Mamie Phipps Clark (1917-1983)
Born in Hot Springs, Ark., in 1917, Mamie Phipps Clark received bachelor’s and master’s degrees from Howard University. It was at Howard University that she met her husband, Kenneth Clark, who convinced her to pursue psychology instead of mathematics. Mamie’s Clark’s master thesis, “The Development of Consciousness of Self in Negro Pre-School Children," formed the early basis for the famous doll studies, which looked at the black child’s self-perception. The study proved to be an integral part of Brown vs. Board of Education, the 1954 court cast that ruled segregation in public schools unconstitutional. Bolstered by her graduate studies at Howard, Clark went to work for civil rights lawyer Charles Houston. There she met future Supreme Court Justice Thurgood Marshall and many others who had begun fighting segregation with the law.
Clark held on to her legal connections, but decided she would further her education and entered Columbia University. Upon receiving her doctorate, Clark faced difficulty finding work as a psychologist in the early 1940s. After years of searching, she would come to work for the Riverdale Home for Children in New York, where she conducted psychological experiments and counseled black children. From that experience, Mamie Clark found her calling.
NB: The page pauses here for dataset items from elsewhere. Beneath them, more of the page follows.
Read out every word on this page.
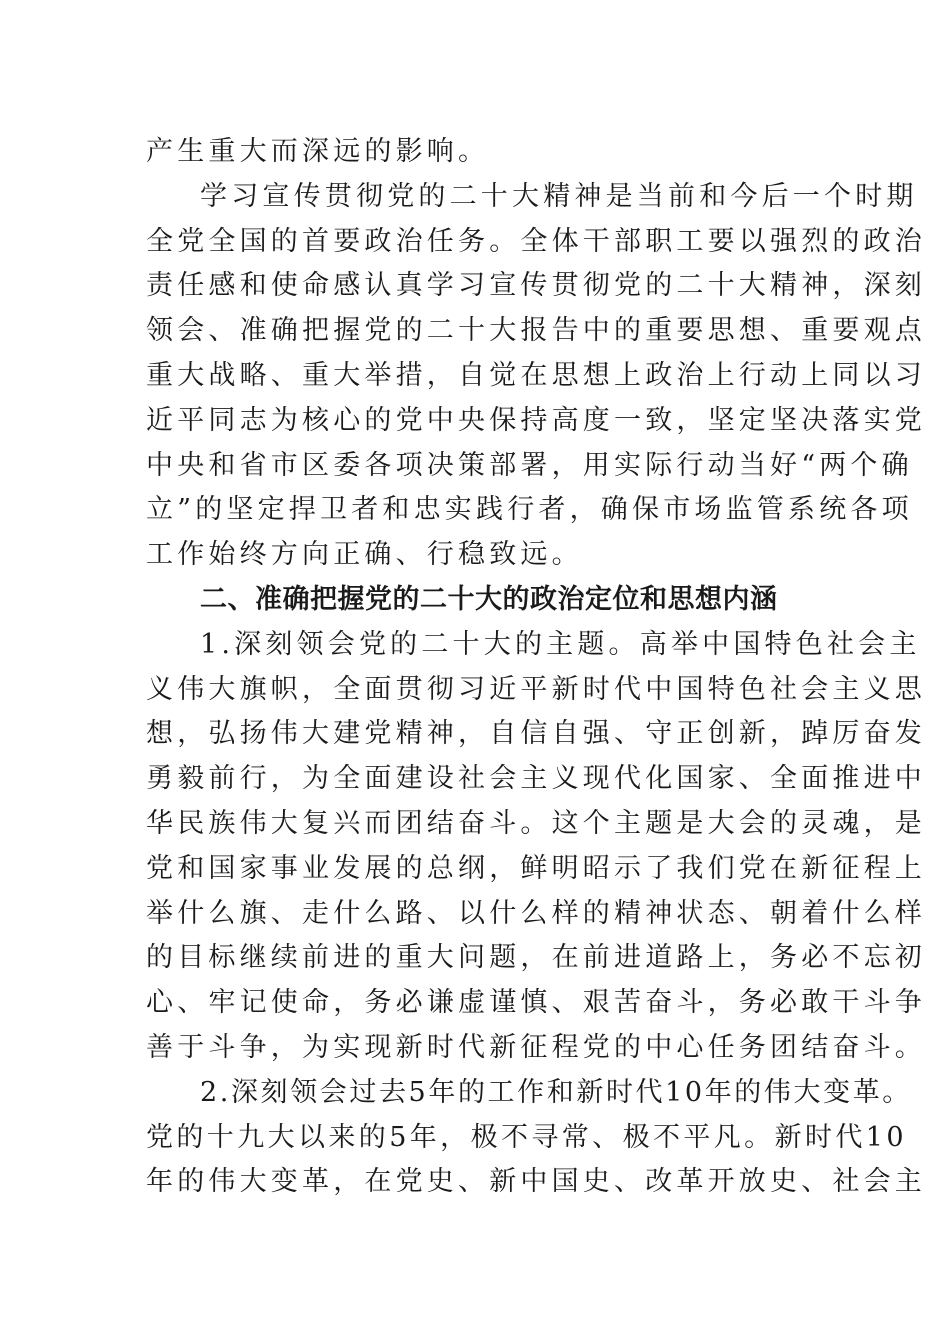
产生重大而深远的影响。
学习宣传贯彻党的二十大精神是当前和今后一个时期
全党全国的首要政治任务。全体干部职工要以强烈的政治
责任感和使命感认真学习宣传贯彻党的二十大精神，深刻
领会、准确把握党的二十大报告中的重要思想、重要观点
重大战略、重大举措，自觉在思想上政治上行动上同以习
近平同志为核心的党中央保持高度一致，坚定坚决落实党
中央和省市区委各项决策部署，用实际行动当好“两个确
立”的坚定捍卫者和忠实践行者，确保市场监管系统各项
工作始终方向正确、行稳致远。
二、准确把握党的二十大的政治定位和思想内涵
1.深刻领会党的二十大的主题。高举中国特色社会主
义伟大旗帜，全面贯彻习近平新时代中国特色社会主义思
想，弘扬伟大建党精神，自信自强、守正创新，踔厉奋发
勇毅前行，为全面建设社会主义现代化国家、全面推进中
华民族伟大复兴而团结奋斗。这个主题是大会的灵魂，是
党和国家事业发展的总纲，鲜明昭示了我们党在新征程上
举什么旗、走什么路、以什么样的精神状态、朝着什么样
的目标继续前进的重大问题，在前进道路上，务必不忘初
心、牢记使命，务必谦虚谨慎、艰苦奋斗，务必敢干斗争
善于斗争，为实现新时代新征程党的中心任务团结奋斗。
2.深刻领会过去5年的工作和新时代10年的伟大变革。
党的十九大以来的5年，极不寻常、极不平凡。新时代10
年的伟大变革，在党史、新中国史、改革开放史、社会主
In February 1946, she and her husband opened the doors of The Northside Center for Child Development in Harlem. She created Northside in response to the city's lack of social services for minority children and it soon became one of the few places to offer psychological services to poor minority children. While both Clarks founded the center, Mamie Clark was its engine. She would spend the rest of her career —33 more years— at Northside Center for Child Development.